Filson’s president, Gray Madden, discusses the US brand’s 120-year history and explains why he’s more focused on style than fashion trends
There are not many brands over 100 years old that have kept true to their identity and heritage, while maintaining and extending a loyal customer fanbase. Seattle-based label Filson, however, is one such brand, and in 2017 it will celebrate its 120th year in business.
“We have this heritage and history built around a sense of adventure and outdoor spirit that really carries all the way through to today,” says Gray Madden, the president of Filson. “We still have consumers who are loggers, miners and timber men, but obviously now we are more of a fashionable brand, so it all goes back to that idea of outdoor history.”
It could be said that the last five years have been the most exciting in Filson’s history. The brand has made serious headway in establishing itself on a global scale, propelling itself to the forefront of American ‘heritage’ brands that focus on quality and craftsmanship, and doggedly refuse to chase trends.

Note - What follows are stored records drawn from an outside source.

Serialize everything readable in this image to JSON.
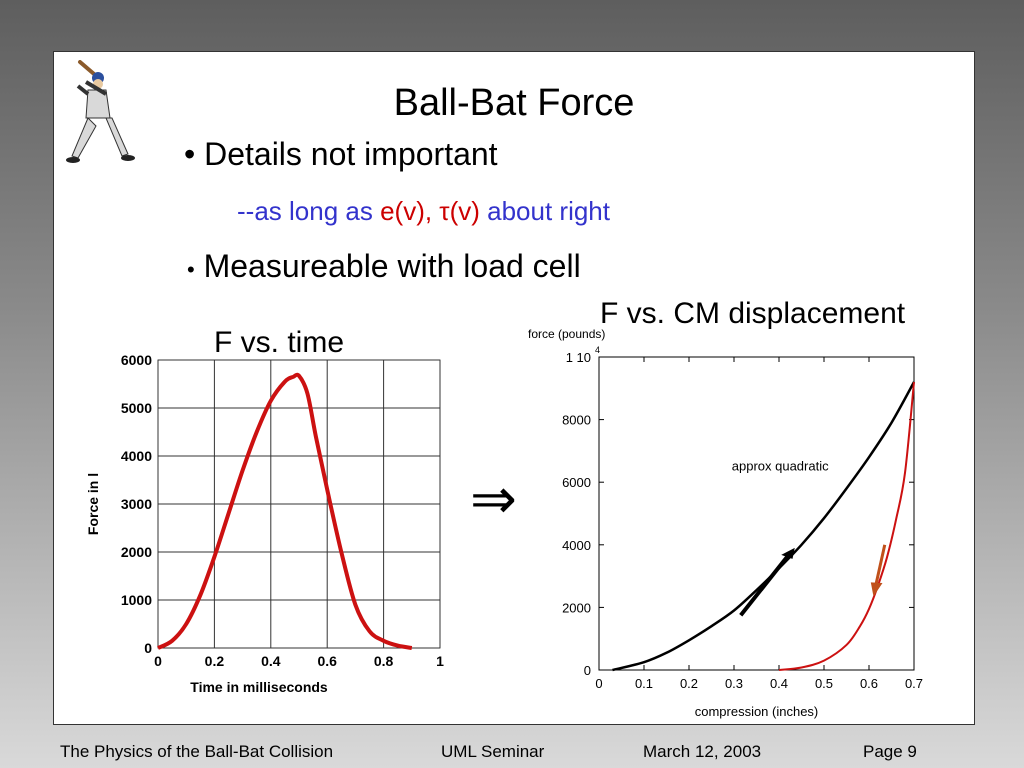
{
  "slide": {
    "title": "Ball-Bat Force",
    "bullet1": "Details not important",
    "sub1_prefix": "--as long as",
    "sub1_highlight": "e(v), τ(v)",
    "sub1_suffix": "about right",
    "bullet2": "Measureable with load cell",
    "label_time": "F vs. time",
    "label_displacement": "F vs. CM displacement",
    "implies_symbol": "⇒"
  },
  "footer": {
    "talk": "The Physics of the Ball-Bat Collision",
    "venue": "UML Seminar",
    "date": "March 12, 2003",
    "page": "Page 9"
  },
  "colors": {
    "curve_red": "#cc1111",
    "text_blue": "#3333cc",
    "text_red": "#cc0000"
  },
  "chart_data": [
    {
      "type": "line",
      "xlabel": "Time in milliseconds",
      "ylabel": "Force in l",
      "xlim": [
        0,
        1
      ],
      "ylim": [
        0,
        6000
      ],
      "xticks": [
        "0",
        "0.2",
        "0.4",
        "0.6",
        "0.8",
        "1"
      ],
      "yticks": [
        "0",
        "1000",
        "2000",
        "3000",
        "4000",
        "5000",
        "6000"
      ],
      "grid": true,
      "series": [
        {
          "x": [
            0,
            0.05,
            0.1,
            0.15,
            0.2,
            0.25,
            0.3,
            0.35,
            0.4,
            0.45,
            0.48,
            0.5,
            0.53,
            0.56,
            0.6,
            0.65,
            0.7,
            0.75,
            0.8,
            0.85,
            0.9
          ],
          "values": [
            0,
            150,
            500,
            1100,
            1900,
            2800,
            3700,
            4500,
            5150,
            5550,
            5650,
            5670,
            5300,
            4400,
            3300,
            2000,
            900,
            350,
            150,
            50,
            0
          ]
        }
      ]
    },
    {
      "type": "line",
      "ylabel": "force (pounds)",
      "xlabel": "compression (inches)",
      "xlim": [
        0,
        0.7
      ],
      "ylim": [
        0,
        10000
      ],
      "xticks": [
        "0",
        "0.1",
        "0.2",
        "0.3",
        "0.4",
        "0.5",
        "0.6",
        "0.7"
      ],
      "yticks": [
        "0",
        "2000",
        "4000",
        "6000",
        "8000"
      ],
      "ytop_label": "1 10",
      "ytop_exp": "4",
      "grid": false,
      "annotation": "approx quadratic",
      "series": [
        {
          "color": "#000000",
          "x": [
            0.03,
            0.1,
            0.15,
            0.2,
            0.25,
            0.3,
            0.35,
            0.4,
            0.45,
            0.5,
            0.55,
            0.6,
            0.65,
            0.7
          ],
          "values": [
            0,
            250,
            550,
            950,
            1400,
            1900,
            2550,
            3250,
            4000,
            4850,
            5800,
            6800,
            7900,
            9200
          ]
        },
        {
          "color": "#cc1111",
          "x": [
            0.4,
            0.45,
            0.5,
            0.55,
            0.58,
            0.6,
            0.62,
            0.64,
            0.66,
            0.68,
            0.7
          ],
          "values": [
            0,
            80,
            300,
            800,
            1400,
            1950,
            2700,
            3600,
            4800,
            6300,
            9200
          ]
        }
      ]
    }
  ]
}
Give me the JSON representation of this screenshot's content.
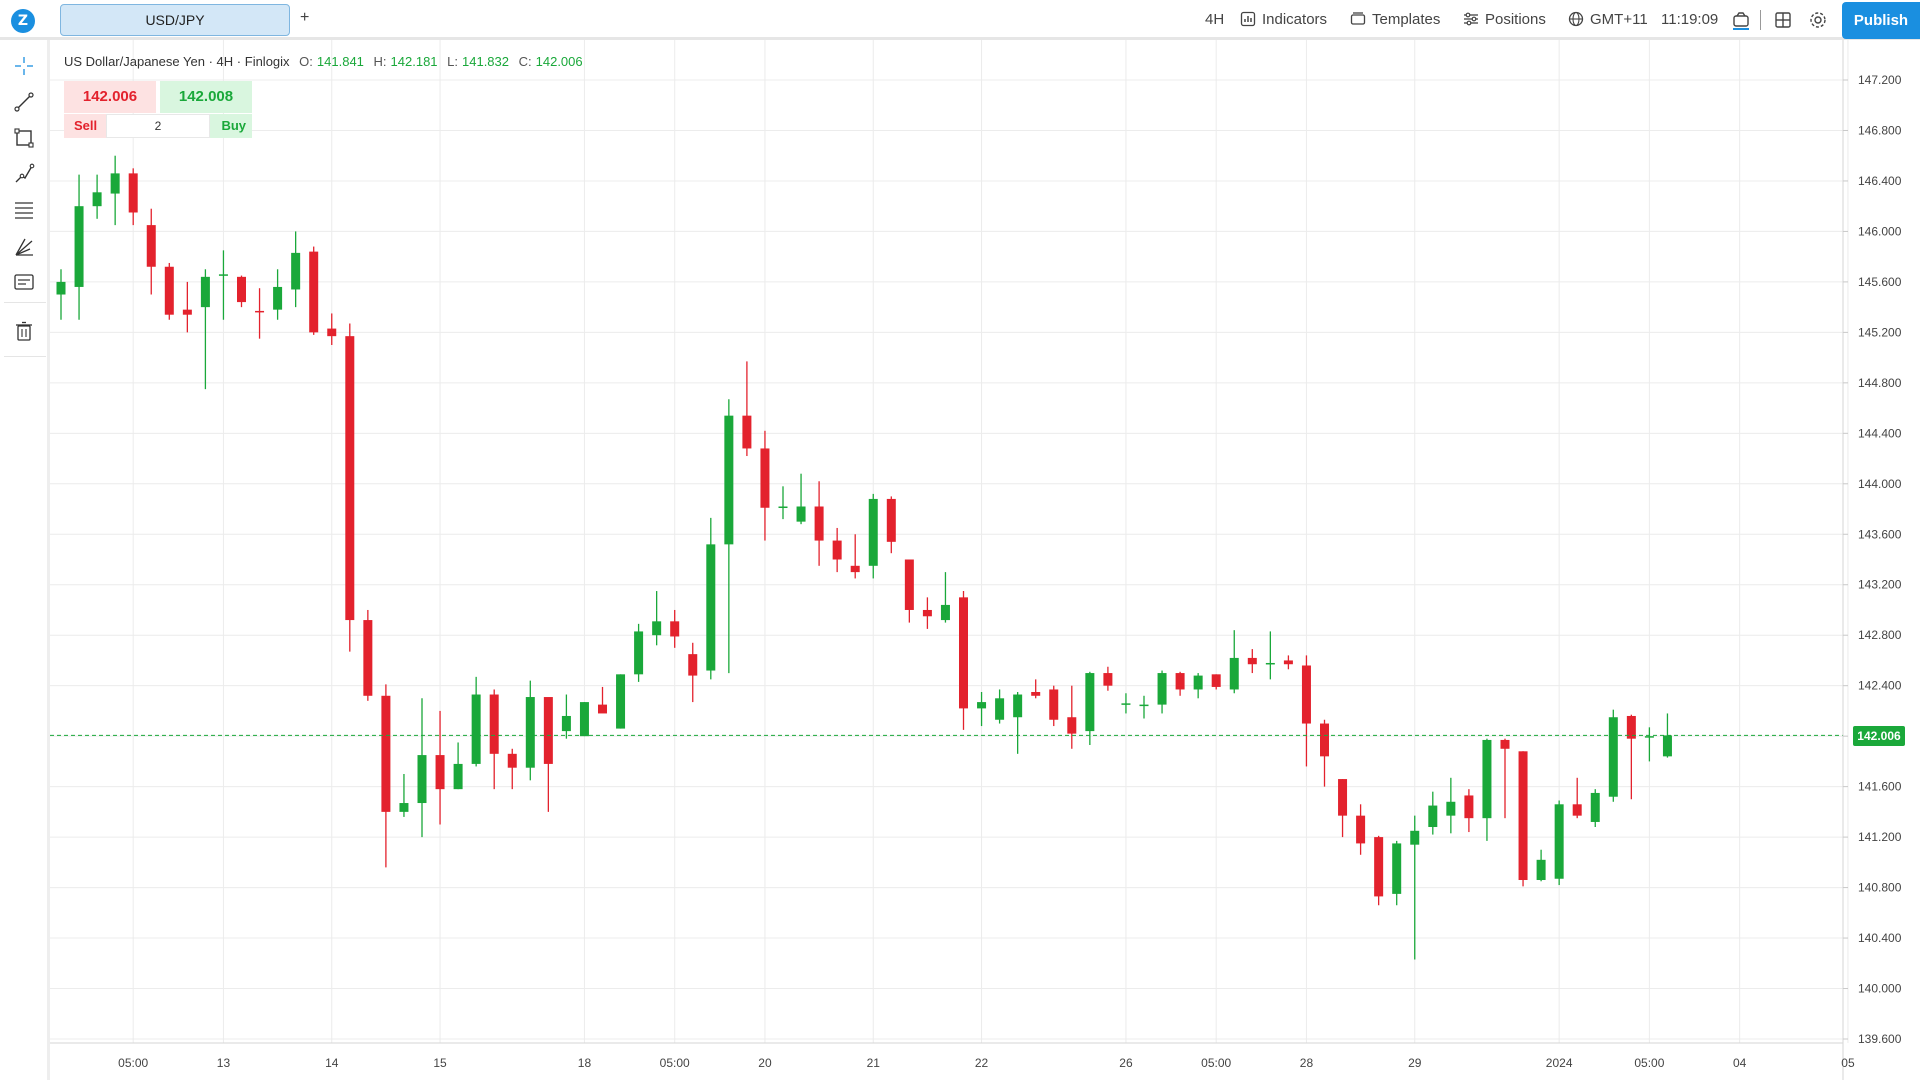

Filson’s newest London store opened in late 2015 on Newburgh Street, Soho – a stone’s throw away from its first site in the capital, which opened in 2013. Having the two shops opposite each other seems like a unusual strategy and one that not many brands have tried before. But it would seem enthusiasm for the location, rather than economics or commercial thinking, drove the move.
“Filson loves this area. We love this street and there are a lot of other great, like-minded brands around us that our customers really identify with,” Madden explains. One of the brands Madden is referring to, Shinola, became a sister company with Filson when it was acquired by Bedrock Manufacturing Co. in 2012. It signalled the start of an aggressive but measured push of Filson’s ambitions: European expansion while upholding the brand’s ideals.
Being over 100 years old, Madden views Filson as an ageing house that needed attention. “You can either start with a clean slate and build it from the ground up, or you buy an old home with great bones, great architecture… but maybe there’s some bad wiring or the plumbing needs work,” he says. “Filson has been asleep for the majority of its life, with no investment of money, time or energy, until now – it’s been a sort of restoration project.”
When discussing how vital it is for Filson to stick to its design heritage, Madden brings up the ‘Short Cruiser’ jacket that he is wearing, originally produced over a century ago. Filson has stuck to the principles embodied by this jacket and went on to both innovate and improve its templates with better fabrics and materials. Following the appointment of creative director Alex Carleton, this has become a growing area for Filson over the past 18 months.
“Alex is a really interesting guy in that he has a great history with both Ralph Lauren and his own brand… He’s from the design industry but doesn’t think ‘fashionable’,” Madden says. “One of the things that Alex and his team are helping with is the fact that we have been an apparel brand and now a bag brand for 25 years. The apparel that we make is mostly coats, so it’s easy to see that there are places in which we can add to the assortment, with woven shirts, knitwear, T-shirts, sweatshirts and more trousers and pants.”
Filson already has a strong and loyal customer following, partly due to the fact that all its products are 100 per cent guaranteed for life. By simply expanding its offering of apparel, the label is seeing that it doesn’t need to go out and chase what’s in vogue. Instead, Madden suggests, Filson can just make more product for those who are already fans of the brand.
“In recent years there has been a surge in the popularity of Americana workwear brands in Europe, particularly in the UK,” he says. “Trends come and go, but what Filson isn’t going to do is ‘chase the trend’.”